Die Zukunft der Ex-Schule in Coschütz ist ungewiss. Die von Privathand geplante Millioneninvestition kommt nicht von der Stelle. Die Initiatorin erklärte jetzt, wo es klemmt.

Coschütz.

Seit nunmehr zwei Jahren kämpft Doreen Rahmig für die Realisierung ihres Wohngemeinschafts-Projektes in der ehemaligen Grundschule Coschütz. Am Freitagabend informierte die Diplompflegewirtin während der Ortschaftsratssitzung im Kulturhaus über den Stand der Dinge.

Trotz Unterstützung von Elsterbergs Rathauschef Sandro Bauroth (FDP) und dem Vogtlandkreis gelang es der 38-Jährigen bisher nicht, Fördermittel auf den Weg zu bringen. Keines der relevanten Förderprogramme zur Entwicklung des ländlichen Raumes konnte im Fall Coschütz angewendet werden.


Die selbstständige Pflegemanagerin ließ nichts unversucht. Mehrmals habe sie mit Sachsens Sozialministerin Barbara Klepsch über ihre Pläne gesprochen. Unterm Strich kam allerdings nichts dabei heraus.
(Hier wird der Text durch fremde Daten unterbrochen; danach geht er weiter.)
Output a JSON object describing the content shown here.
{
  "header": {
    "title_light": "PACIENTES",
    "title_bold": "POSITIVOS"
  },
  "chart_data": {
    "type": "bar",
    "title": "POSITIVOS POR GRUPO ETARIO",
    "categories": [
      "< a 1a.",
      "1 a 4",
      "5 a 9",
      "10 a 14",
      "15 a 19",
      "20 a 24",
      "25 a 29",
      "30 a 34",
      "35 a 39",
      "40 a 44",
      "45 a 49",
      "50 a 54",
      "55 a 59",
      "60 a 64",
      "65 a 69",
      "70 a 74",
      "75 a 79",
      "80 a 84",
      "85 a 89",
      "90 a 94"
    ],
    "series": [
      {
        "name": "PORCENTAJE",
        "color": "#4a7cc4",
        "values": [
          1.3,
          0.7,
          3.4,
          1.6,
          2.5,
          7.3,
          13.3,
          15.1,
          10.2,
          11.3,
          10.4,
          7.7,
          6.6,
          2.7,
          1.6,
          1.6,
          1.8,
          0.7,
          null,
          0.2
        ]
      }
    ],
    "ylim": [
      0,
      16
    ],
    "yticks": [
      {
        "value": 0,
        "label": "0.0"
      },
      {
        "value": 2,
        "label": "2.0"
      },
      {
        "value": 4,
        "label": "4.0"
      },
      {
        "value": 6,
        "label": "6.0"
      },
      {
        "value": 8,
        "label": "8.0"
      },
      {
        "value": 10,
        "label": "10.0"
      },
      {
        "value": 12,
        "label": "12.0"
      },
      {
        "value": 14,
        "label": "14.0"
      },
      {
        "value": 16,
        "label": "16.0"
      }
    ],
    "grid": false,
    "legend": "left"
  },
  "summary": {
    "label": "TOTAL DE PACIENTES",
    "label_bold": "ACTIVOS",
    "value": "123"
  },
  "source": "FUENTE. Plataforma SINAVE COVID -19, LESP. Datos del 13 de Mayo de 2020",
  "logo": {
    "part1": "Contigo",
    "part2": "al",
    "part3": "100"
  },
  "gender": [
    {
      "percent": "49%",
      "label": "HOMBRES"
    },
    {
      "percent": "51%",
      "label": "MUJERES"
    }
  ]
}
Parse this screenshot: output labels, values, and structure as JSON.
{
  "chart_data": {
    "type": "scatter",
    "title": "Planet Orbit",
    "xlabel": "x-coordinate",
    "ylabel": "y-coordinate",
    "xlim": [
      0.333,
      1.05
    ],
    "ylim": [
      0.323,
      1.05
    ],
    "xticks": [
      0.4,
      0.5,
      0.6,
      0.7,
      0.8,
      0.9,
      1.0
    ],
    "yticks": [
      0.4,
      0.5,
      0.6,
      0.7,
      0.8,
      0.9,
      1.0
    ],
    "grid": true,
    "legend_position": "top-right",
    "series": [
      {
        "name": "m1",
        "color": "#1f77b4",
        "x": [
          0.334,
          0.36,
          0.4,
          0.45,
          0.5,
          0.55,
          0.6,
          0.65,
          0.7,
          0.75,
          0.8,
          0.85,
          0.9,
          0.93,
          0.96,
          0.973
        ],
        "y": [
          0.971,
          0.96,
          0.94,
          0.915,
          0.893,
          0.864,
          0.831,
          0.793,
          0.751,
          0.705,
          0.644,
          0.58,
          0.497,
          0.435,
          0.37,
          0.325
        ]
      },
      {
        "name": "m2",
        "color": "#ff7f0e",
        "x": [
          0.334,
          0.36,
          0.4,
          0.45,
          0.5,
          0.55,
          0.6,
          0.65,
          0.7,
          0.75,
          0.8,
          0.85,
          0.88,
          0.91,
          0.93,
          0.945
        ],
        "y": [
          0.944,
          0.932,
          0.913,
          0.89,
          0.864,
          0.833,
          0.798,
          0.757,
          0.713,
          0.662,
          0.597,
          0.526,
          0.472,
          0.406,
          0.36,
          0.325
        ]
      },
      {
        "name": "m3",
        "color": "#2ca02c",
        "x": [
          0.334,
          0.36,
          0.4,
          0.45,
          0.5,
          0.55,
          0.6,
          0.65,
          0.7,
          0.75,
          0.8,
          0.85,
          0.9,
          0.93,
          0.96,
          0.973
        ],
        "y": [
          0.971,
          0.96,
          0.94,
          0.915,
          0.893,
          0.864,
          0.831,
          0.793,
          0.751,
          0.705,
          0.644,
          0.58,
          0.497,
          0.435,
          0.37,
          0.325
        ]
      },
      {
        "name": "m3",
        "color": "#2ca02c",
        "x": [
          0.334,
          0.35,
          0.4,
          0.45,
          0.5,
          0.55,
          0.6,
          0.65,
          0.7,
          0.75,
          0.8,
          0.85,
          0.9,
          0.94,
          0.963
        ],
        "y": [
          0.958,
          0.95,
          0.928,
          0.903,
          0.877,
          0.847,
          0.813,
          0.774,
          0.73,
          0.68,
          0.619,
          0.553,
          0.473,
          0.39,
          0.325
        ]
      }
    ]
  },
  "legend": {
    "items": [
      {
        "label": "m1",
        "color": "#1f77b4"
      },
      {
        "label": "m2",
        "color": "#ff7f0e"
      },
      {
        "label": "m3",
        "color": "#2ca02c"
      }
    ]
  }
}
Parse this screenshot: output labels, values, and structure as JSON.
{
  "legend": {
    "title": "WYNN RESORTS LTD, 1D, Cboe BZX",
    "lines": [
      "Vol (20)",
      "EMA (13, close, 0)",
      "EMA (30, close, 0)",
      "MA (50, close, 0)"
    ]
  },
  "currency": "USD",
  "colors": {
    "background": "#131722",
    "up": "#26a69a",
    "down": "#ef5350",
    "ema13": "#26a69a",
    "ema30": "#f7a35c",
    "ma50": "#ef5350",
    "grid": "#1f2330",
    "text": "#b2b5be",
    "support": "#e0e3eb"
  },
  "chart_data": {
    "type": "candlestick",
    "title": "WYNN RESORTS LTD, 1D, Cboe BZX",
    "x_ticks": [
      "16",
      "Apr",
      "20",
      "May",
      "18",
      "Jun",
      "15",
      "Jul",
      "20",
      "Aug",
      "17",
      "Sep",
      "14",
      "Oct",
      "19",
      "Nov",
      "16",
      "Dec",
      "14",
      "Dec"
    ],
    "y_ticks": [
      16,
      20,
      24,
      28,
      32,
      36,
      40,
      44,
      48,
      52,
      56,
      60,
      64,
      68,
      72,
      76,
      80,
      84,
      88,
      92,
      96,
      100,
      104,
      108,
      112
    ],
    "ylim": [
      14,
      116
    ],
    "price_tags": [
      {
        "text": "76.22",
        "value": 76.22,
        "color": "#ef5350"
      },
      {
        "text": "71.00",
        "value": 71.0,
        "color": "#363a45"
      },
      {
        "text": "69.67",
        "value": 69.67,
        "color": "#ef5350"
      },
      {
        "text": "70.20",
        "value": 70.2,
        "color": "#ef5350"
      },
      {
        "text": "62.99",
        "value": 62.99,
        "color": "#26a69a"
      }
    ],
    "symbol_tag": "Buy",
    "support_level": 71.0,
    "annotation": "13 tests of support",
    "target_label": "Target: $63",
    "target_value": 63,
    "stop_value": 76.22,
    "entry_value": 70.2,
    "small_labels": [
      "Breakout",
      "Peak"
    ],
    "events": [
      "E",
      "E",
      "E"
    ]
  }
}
Entsprechend groß war die Enttäuschung der in Coschütz aufgewachsenen Unternehmerin. "Auf Ministerien-Ebene gibt es keinerlei Unterstützung." Aufgeben will sie aber nicht. "Ich bin optimistisch, dass wir das noch hinkriegen." Bei den Elsterberger Stadträten kam das Wohnkonzept für Senioren gut an. Im Juni vorigen Jahres gaben sie per Beschluss grünes Licht zum Verkauf der Immobilie an die in Noßwitz lebende Mutter von zwei Kindern. "Ich war die einzige Bewerberin", blickte sie zurück. Verkauft ist das Gebäude aber noch nicht.

Laut einem Gutachten müssen rund 2,5 Millionen Euro in den Umbau investiert werden. Entsprechende Pläne liegen bereits auf dem Tisch. Ohne Förderzusagen in Höhe von 30 bis 40 Prozent sei das Ganze aus Sicht der gelernten Pflegerin nicht tragbar. "Für die Mieter würde es zu teuer werden." Nach ihren Vorstellungen soll die Wohngemeinschaft von einer gemeinnützigen GmbH betrieben werden.

Im August 2007 machte die Schule zugunsten des Elsterberger Standorts dicht. "Die Bausubstanz ist noch gut erhalten", weiß die Pflegewirtin, die hier einst selbst Schulkind war. Das Umfeld für die künftigen Bewohner sei ideal. Bushaltestelle, Friseur, Fußpflege, Bäcker, Kulturhaus, Sportplatzgelände und Kindergarten befinden sich in unmittelbarer Nachbarschaft. Zum Grundstück gehören barrierefreie Freiflächen. Im Haus selbst soll es neben Tages- und Kurzzeitpflege auch Möglichkeiten einer medizinischen und therapeutischen Betreuung geben. Die Pflegekassen hätten auf das Modellvorhaben positiv reagiert.

Derweil liegt die Abriss-Option des Gebäudes im Elsterberger Rathaus bereits in der Schublade. Noch überwiegt der Optimismus. Ortsvorsteher Andreas Oberlein (SPD) will sich für das Vorhaben weiter stark machen.